Notice on this server we have a good hit rate and no evictions. Yet looking at one server is not good enough, look at them all- the reason more memcache servers means more memory to store data for your application. The CRC32 hash that the PHP memcache client uses is not very even and some keys may be requested more.



[pid] => 13956
[uptime] => 4228079
[time] => 1221850213
[version] => 1.2.2
[pointer_size] => 64
[rusage_user] => 268369.193681
[rusage_system] => 711491.537845
[curr_items] => 5219411
[total_items] => 3686853272
[bytes] => 4751658935
[curr_connections] => 675
[total_connections] => 4154000955
[connection_structures] => 9981
[cmd_get] => 19489963453
[cmd_set] => 3686853275
[get_hits] => 15062084538
[get_misses] => 4427878915
[evictions] => 11210410
[bytes_read] => 3908139025173
[bytes_written] => 10744393525089
[limit_maxbytes] => 5242880000
[threads] => 4



Take a look at this server. The evictions are high, indicating that memcache needs to make room for new objects. This is not good, its an indication that the LRU is evicting objects out faster then their expire time. Additionally the memcache gets are much greater then the hits. This is an indication that memcache is not really working as good as it can.

But one server is not an indication that there is a problem. Looking at the system as a whole is to determine if a problem exists. My rule of thumb is if the 30-40% of the servers have a high eviction rate, its time to add 30-40% more servers or memory.

Now allot of this can be tuned by changing the slab size, but learning from John Allspaw, don't make a plan based on a possible gain, make a plan based on the current usage. Then if the possible gain works your golden.

How do you base your stats on adding more memcache servers?

3 comments:

Anonymous said...

So, what's wrong with classes? Are you talking about the old days of PHP4 or are you saying classes are bad in PHP5 too?

Anonymous said...

Great article, thanks!

But as a PHP programmer I just can't ignore one thing - your missuse of PHP constants.

$GLOBALS[cfg][disable_feature_memcache] - this makes PHP search for two constants: cfg and disable_feature_memcache. And throws two notices, which are probably ignored. First, these should be used as strings (eg. $GLOBALS['cfg']['disable_feature_memcache']) becouse "it is the right way" :) and secondly, it reduces the overhead of PHP searching for something that does not exist. This way you will surely get less CPU spikes you talk about from your PHP code.

Oh, and yes, I will be looking forward to reading about your opinion why objects/classes in PHP are bad.

Good luck!

Dathan Pattishall said...

@sk
Yea I'm lazy with constants in this fashion-I'll fix that up.

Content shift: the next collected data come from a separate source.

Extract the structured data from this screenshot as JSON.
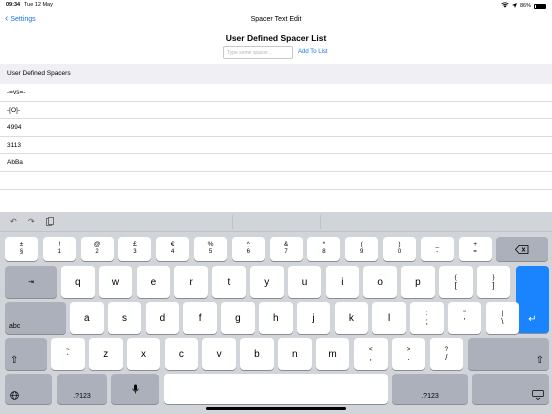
{
  "status": {
    "time": "09:34",
    "date": "Tue 12 May",
    "battery": "86%"
  },
  "nav": {
    "back_label": "Settings",
    "title": "Spacer Text Edit"
  },
  "page": {
    "heading": "User Defined Spacer List",
    "input_placeholder": "Type some spacer...",
    "add_label": "Add To List"
  },
  "section": {
    "header": "User Defined Spacers"
  },
  "spacers": [
    "-=vs=-",
    "-[O]-",
    "4994",
    "3113",
    "AbBa"
  ],
  "keyboard": {
    "row1": [
      {
        "top": "±",
        "bottom": "§"
      },
      {
        "top": "!",
        "bottom": "1"
      },
      {
        "top": "@",
        "bottom": "2"
      },
      {
        "top": "£",
        "bottom": "3"
      },
      {
        "top": "€",
        "bottom": "4"
      },
      {
        "top": "%",
        "bottom": "5"
      },
      {
        "top": "^",
        "bottom": "6"
      },
      {
        "top": "&",
        "bottom": "7"
      },
      {
        "top": "*",
        "bottom": "8"
      },
      {
        "top": "(",
        "bottom": "9"
      },
      {
        "top": ")",
        "bottom": "0"
      },
      {
        "top": "_",
        "bottom": "-"
      },
      {
        "top": "+",
        "bottom": "="
      }
    ],
    "row2": [
      "q",
      "w",
      "e",
      "r",
      "t",
      "y",
      "u",
      "i",
      "o",
      "p"
    ],
    "row2_extra": [
      {
        "top": "{",
        "bottom": "["
      },
      {
        "top": "}",
        "bottom": "]"
      }
    ],
    "row3": [
      "a",
      "s",
      "d",
      "f",
      "g",
      "h",
      "j",
      "k",
      "l"
    ],
    "row3_extra": [
      {
        "top": ":",
        "bottom": ";"
      },
      {
        "top": "\"",
        "bottom": "'"
      },
      {
        "top": "|",
        "bottom": "\\"
      }
    ],
    "row4": [
      "z",
      "x",
      "c",
      "v",
      "b",
      "n",
      "m"
    ],
    "row4_first": {
      "top": "~",
      "bottom": "`"
    },
    "row4_extra": [
      {
        "top": "<",
        "bottom": ","
      },
      {
        "top": ">",
        "bottom": "."
      },
      {
        "top": "?",
        "bottom": "/"
      }
    ],
    "tab_label": "⇥",
    "caps_label": "abc",
    "numbers_label": ".?123",
    "numbers_label_right": ".?123"
  },
  "colors": {
    "accent": "#1a73e8",
    "key_return": "#1a84ff"
  }
}
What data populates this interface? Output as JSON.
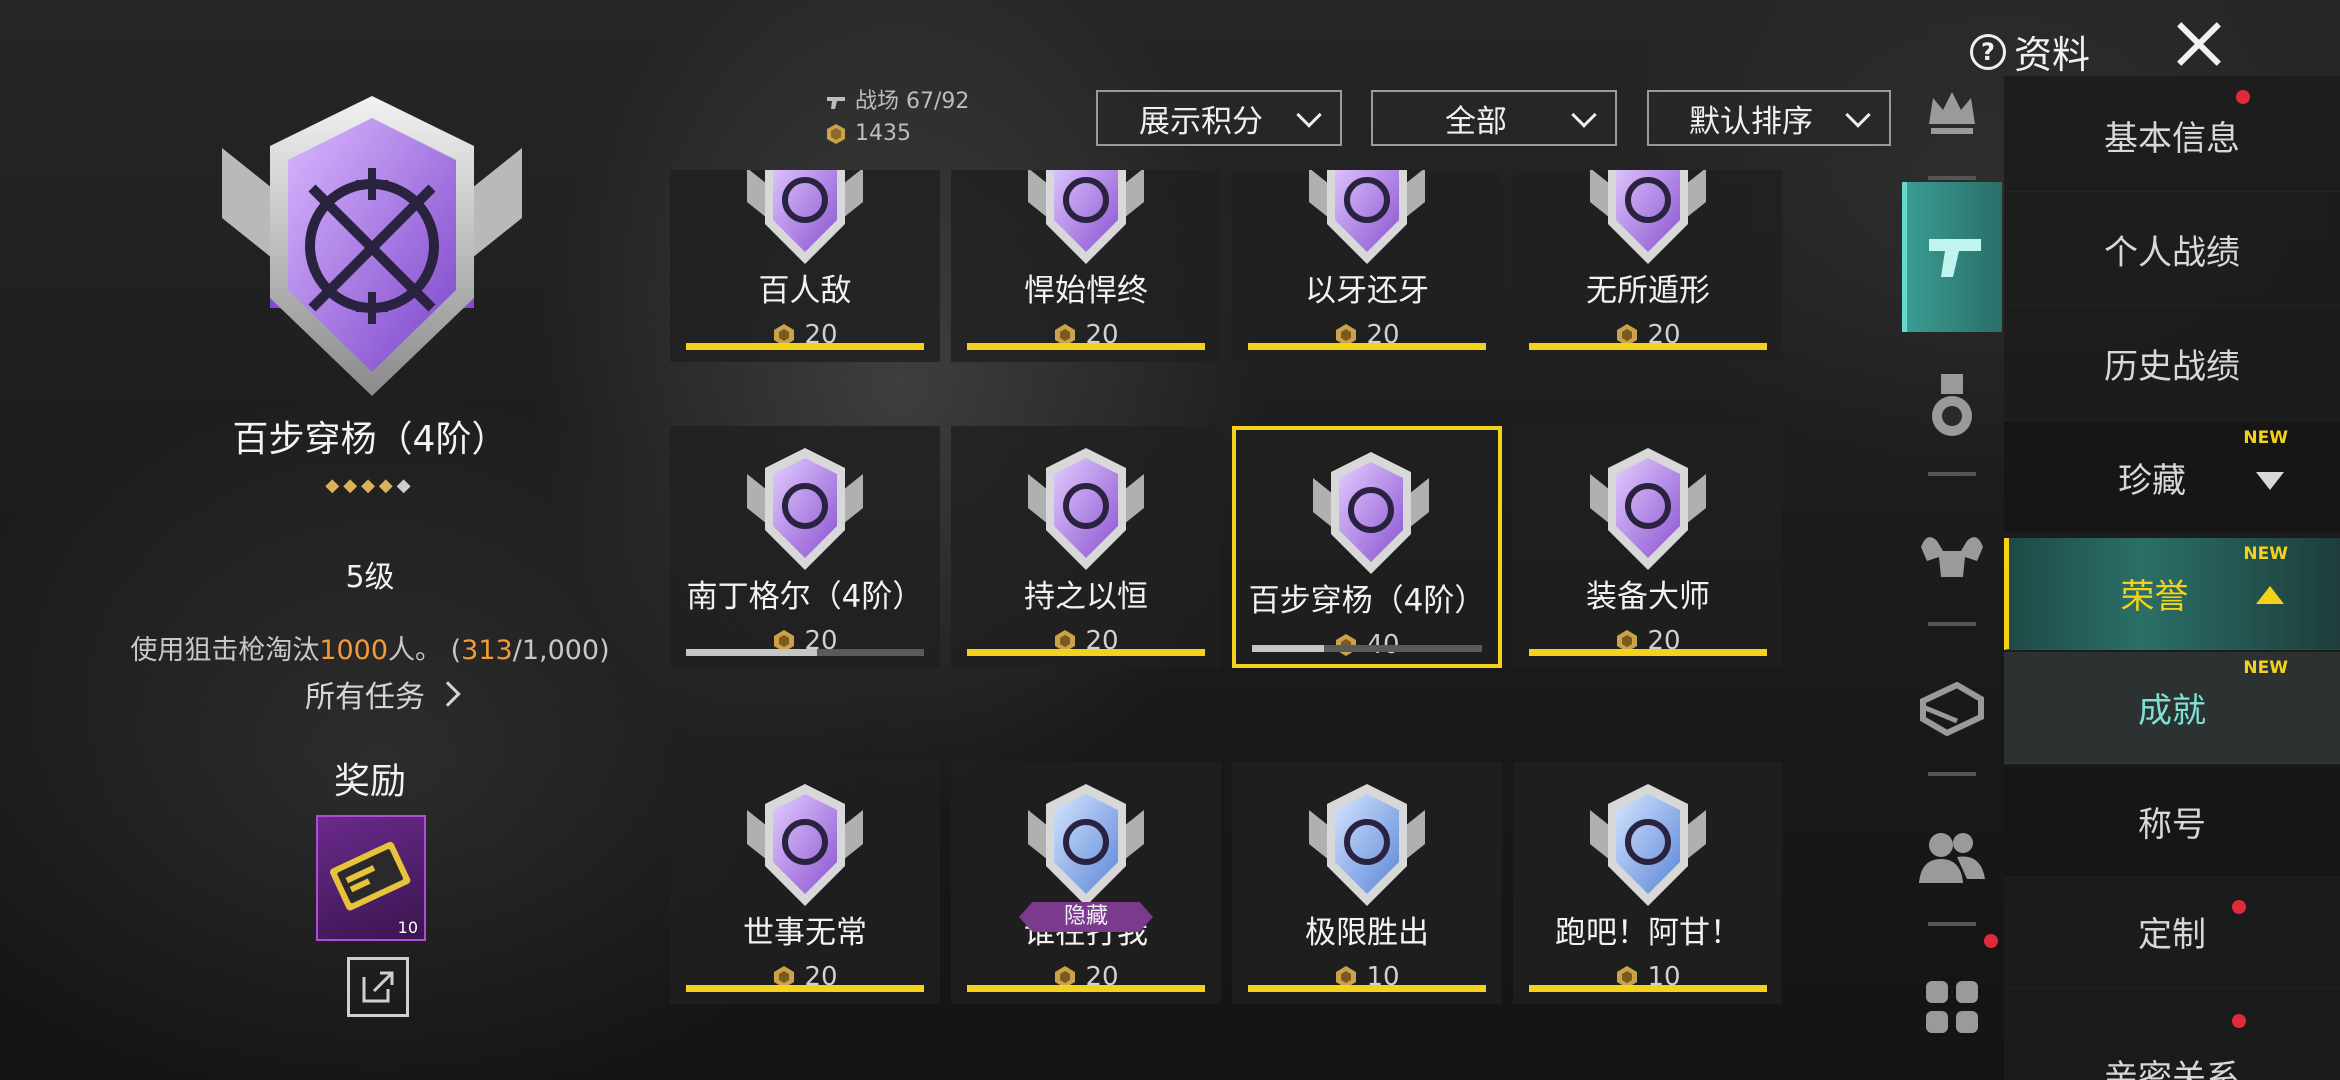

OO PHP programming is hard to trace. If a framework is not established, its very easy for multiple coders to create a huge spaghetti mess of methods that do nested inheritance, side affect public vars, and create unnecessary overhead.

I measured that each instance of PEAR DB.php has a 4K overhead. Which is huge, and directly attributed to the object!

Now, I've seen some really good OOP PHP classes and its actually been a pleasure working in that environment.

What I found to be the easiest methods of coding with multiple developers is procedural coding in PHP.

file_name.inc
function names are

file_name_Function(vars){}

So, anytime you reference a function you know where to debug it immediately.